What’s more, we can see that short-term loss-taking behaviour is slowing down and seems to be reversing since the first week of August.

Indeed, analysis of STH profit/loss deposits to exchanges indicates that the dominance of loss deposits, which accompanied the price drift towards $29,000 in July, has recently receded.

Figure 3: Volume of net profit/loss deposits from STH to exchanges

Figure 3: Volume of net profit/loss deposits from STH to exchanges


A wave of BTC deposits in profit has begun, corroborating the deposit data discussed earlier. This suggests that short-term holders, the most active entities at the moment, are anticipating a potential rise in the price of BTC in the coming days.

Indeed, it is common to observe a dominance of deposit volumes in profit during the days preceding a rise in the BTC price as STHs anticipate periods of high volatility and stand ready to make gains once the rally has begun.

That said, this behaviour remains risky: even if the structure of the market favours a bullish bias, a correction below $29,000 is quite conceivable.

It is also important to note that, since the start of 2023, the rate of STH spending has been gradually increasing after each profit-taking episode.

Figure 4: STH spending rate on exchanges

Figure 4: STH spending rate on exchanges


These periods are generally marked by deposit volumes in excess of 1% of the total supply held by short-term holders (in red).

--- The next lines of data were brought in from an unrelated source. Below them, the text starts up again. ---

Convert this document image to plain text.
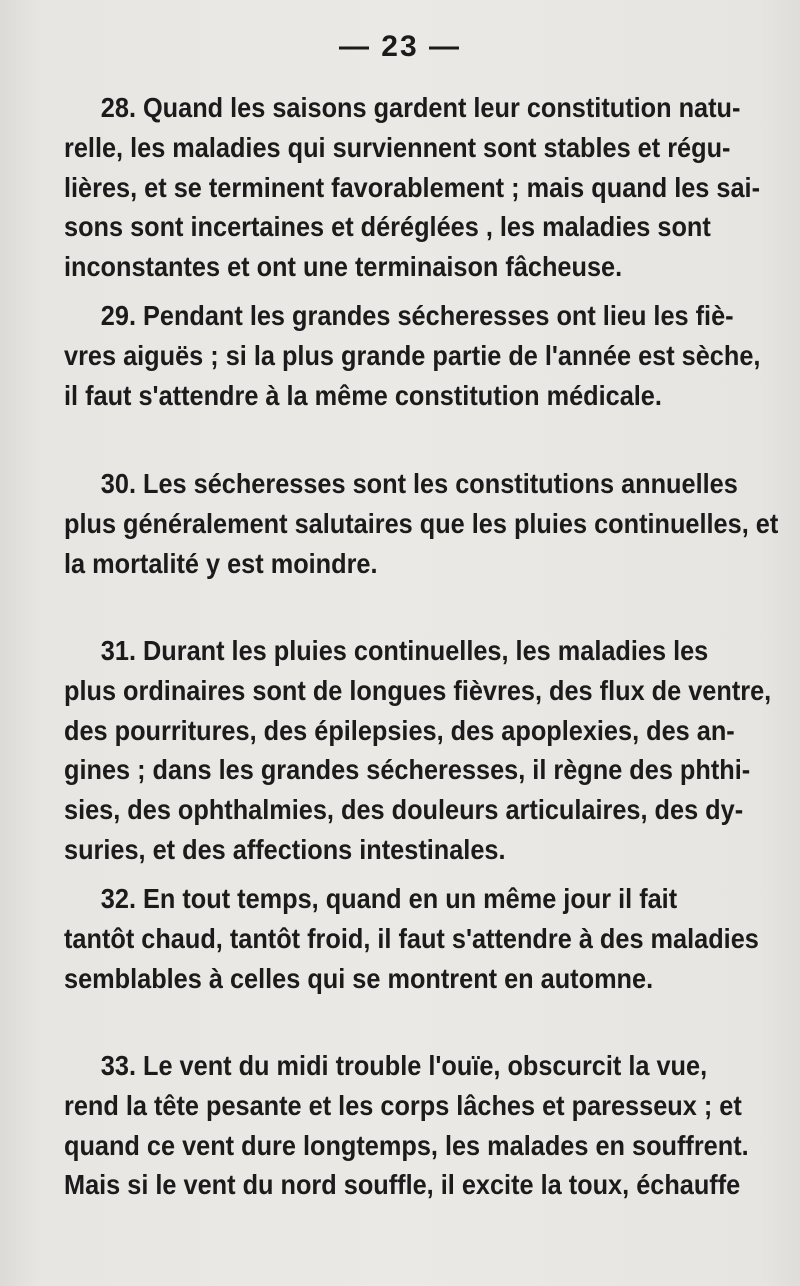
— 23 —
28. Quand les saisons gardent leur constitution natu-
relle, les maladies qui surviennent sont stables et régu-
lières, et se terminent favorablement ; mais quand les sai-
sons sont incertaines et déréglées , les maladies sont
inconstantes et ont une terminaison fâcheuse.
29. Pendant les grandes sécheresses ont lieu les fiè-
vres aiguës ; si la plus grande partie de l'année est sèche,
il faut s'attendre à la même constitution médicale.
30. Les sécheresses sont les constitutions annuelles
plus généralement salutaires que les pluies continuelles, et
la mortalité y est moindre.
31. Durant les pluies continuelles, les maladies les
plus ordinaires sont de longues fièvres, des flux de ventre,
des pourritures, des épilepsies, des apoplexies, des an-
gines ; dans les grandes sécheresses, il règne des phthi-
sies, des ophthalmies, des douleurs articulaires, des dy-
suries, et des affections intestinales.
32. En tout temps, quand en un même jour il fait
tantôt chaud, tantôt froid, il faut s'attendre à des maladies
semblables à celles qui se montrent en automne.
33. Le vent du midi trouble l'ouïe, obscurcit la vue,
rend la tête pesante et les corps lâches et paresseux ; et
quand ce vent dure longtemps, les malades en souffrent.
Mais si le vent du nord souffle, il excite la toux, échauffe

For example, the chart above shows that the two biggest short-term spending periods of 2023 occurred at the end of March (BTC rising towards $28,000) and the beginning of June (BTC rising towards $30,000).

Currently, the moderate rate of spending (0.88% per day) suggests that STH trading activity remains relatively sustained and that the low price volatility is failing to dampen their ardour.

Investors remain patient

The study of LTH profit/loss deposits to exchanges suggests that the sustained loss-taking regime seen in the second half of 2022 is over.

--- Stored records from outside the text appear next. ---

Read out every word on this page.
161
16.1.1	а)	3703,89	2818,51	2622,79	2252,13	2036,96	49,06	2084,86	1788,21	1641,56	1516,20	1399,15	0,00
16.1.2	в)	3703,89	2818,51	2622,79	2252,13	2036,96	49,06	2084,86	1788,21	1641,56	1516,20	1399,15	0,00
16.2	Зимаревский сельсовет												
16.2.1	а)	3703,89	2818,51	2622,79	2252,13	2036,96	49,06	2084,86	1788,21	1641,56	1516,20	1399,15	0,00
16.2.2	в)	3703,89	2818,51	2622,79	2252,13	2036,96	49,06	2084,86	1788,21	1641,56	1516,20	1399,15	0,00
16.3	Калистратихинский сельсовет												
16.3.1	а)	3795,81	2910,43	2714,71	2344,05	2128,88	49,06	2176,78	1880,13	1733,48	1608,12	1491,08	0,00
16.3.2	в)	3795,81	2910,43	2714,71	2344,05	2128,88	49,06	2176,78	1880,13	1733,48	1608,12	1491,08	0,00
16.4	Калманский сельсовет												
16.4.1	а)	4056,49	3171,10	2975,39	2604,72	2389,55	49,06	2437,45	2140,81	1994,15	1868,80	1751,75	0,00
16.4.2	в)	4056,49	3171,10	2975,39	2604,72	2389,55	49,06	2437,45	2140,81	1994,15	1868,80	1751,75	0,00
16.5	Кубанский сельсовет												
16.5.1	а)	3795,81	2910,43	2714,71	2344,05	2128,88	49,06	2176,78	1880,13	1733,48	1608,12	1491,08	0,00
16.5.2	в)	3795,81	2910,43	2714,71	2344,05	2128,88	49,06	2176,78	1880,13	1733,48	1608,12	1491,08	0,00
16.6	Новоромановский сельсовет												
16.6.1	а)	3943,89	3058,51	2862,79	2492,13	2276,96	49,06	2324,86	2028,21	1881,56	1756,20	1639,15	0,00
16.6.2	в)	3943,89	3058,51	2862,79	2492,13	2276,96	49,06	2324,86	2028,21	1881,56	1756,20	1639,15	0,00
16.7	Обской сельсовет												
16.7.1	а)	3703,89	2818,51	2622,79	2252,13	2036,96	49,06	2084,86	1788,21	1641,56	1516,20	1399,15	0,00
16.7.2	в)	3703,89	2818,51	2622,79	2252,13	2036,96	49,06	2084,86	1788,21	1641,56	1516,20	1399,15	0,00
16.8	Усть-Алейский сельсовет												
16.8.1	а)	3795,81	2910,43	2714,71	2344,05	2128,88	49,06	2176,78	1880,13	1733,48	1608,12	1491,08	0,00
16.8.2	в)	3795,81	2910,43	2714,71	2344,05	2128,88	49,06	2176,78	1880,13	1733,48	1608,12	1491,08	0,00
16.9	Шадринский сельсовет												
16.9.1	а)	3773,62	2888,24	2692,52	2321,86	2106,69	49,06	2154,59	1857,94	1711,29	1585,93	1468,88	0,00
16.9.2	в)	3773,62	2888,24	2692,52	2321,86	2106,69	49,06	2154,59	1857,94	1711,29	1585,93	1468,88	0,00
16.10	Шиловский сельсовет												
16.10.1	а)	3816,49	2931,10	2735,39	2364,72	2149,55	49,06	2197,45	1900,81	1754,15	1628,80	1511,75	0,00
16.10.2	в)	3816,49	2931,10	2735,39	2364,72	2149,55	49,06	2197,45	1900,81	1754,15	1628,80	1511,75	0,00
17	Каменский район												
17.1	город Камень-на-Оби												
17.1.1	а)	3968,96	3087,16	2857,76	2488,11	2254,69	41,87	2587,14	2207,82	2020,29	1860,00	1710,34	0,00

While loss-making deposits have fallen sharply, loss-taking behaviour is reducing so that profits, though few in number, now dominate.

Figure 5: Volume of LTH net profit/loss deposits to exchanges

Figure 5: Volume of LTH net profit/loss deposits to exchanges


This suggests that long-term holders have emerged from a period of severe financial stress but have not yet begun the coordinated and prolonged profit-taking that characterises long-term bull markets.

Although they are in a favourable situation for taking profits, it seems that long-term investors are not inclined to spend their BTC at such low prices.

Indeed, in addition to visible profit-taking in May, the LTH spending rate is particularly low, suggesting that current price levels are not sufficient to encourage massive profit-taking.

Figure 6: LTH spending rate on exchanges

Figure 6: LTH spending rate on exchanges


The graph above shows that the behaviour favoured by long-term investors since 2022 is accumulation and saving, as the cohort’s spending rate rarely exceeds 0.025%.

Despite a substantial latent return for the oldest HODLers, seasoned investors understand that the price of BTC is still a long way from its ATH and that very interesting selling opportunities will open up for the most patient.

With the market right on the long-term bull/bear pivot point, it’s too early to expect coordinated profit-taking from this cohort.

Summary of this on-chain analysis of Bitcoin

This week’s data shows that the $30,000 resistance represents the long-term bull/bear pivot, the break of which would indicate confirmation of a strong bullish bias.

Trading activity by short-term investors (STH) remains relatively brisk, and the low volatility of the price is failing to dampen their ardour.

Their behaviour suggests that they are anticipating a rise in the price of BTC in the days ahead, in reaction to their average cost base of just under $29,000.

Although they find themselves in a favourable situation for making profits, long-term investors (LTH) do not seem inclined to spend their BTC at such low prices and are awaiting confirmation of the market’s decision.

Their absence in the face of a market that is too immature leaves the way clear for STHs, who are already poised to make gains even though nothing is certain at the moment.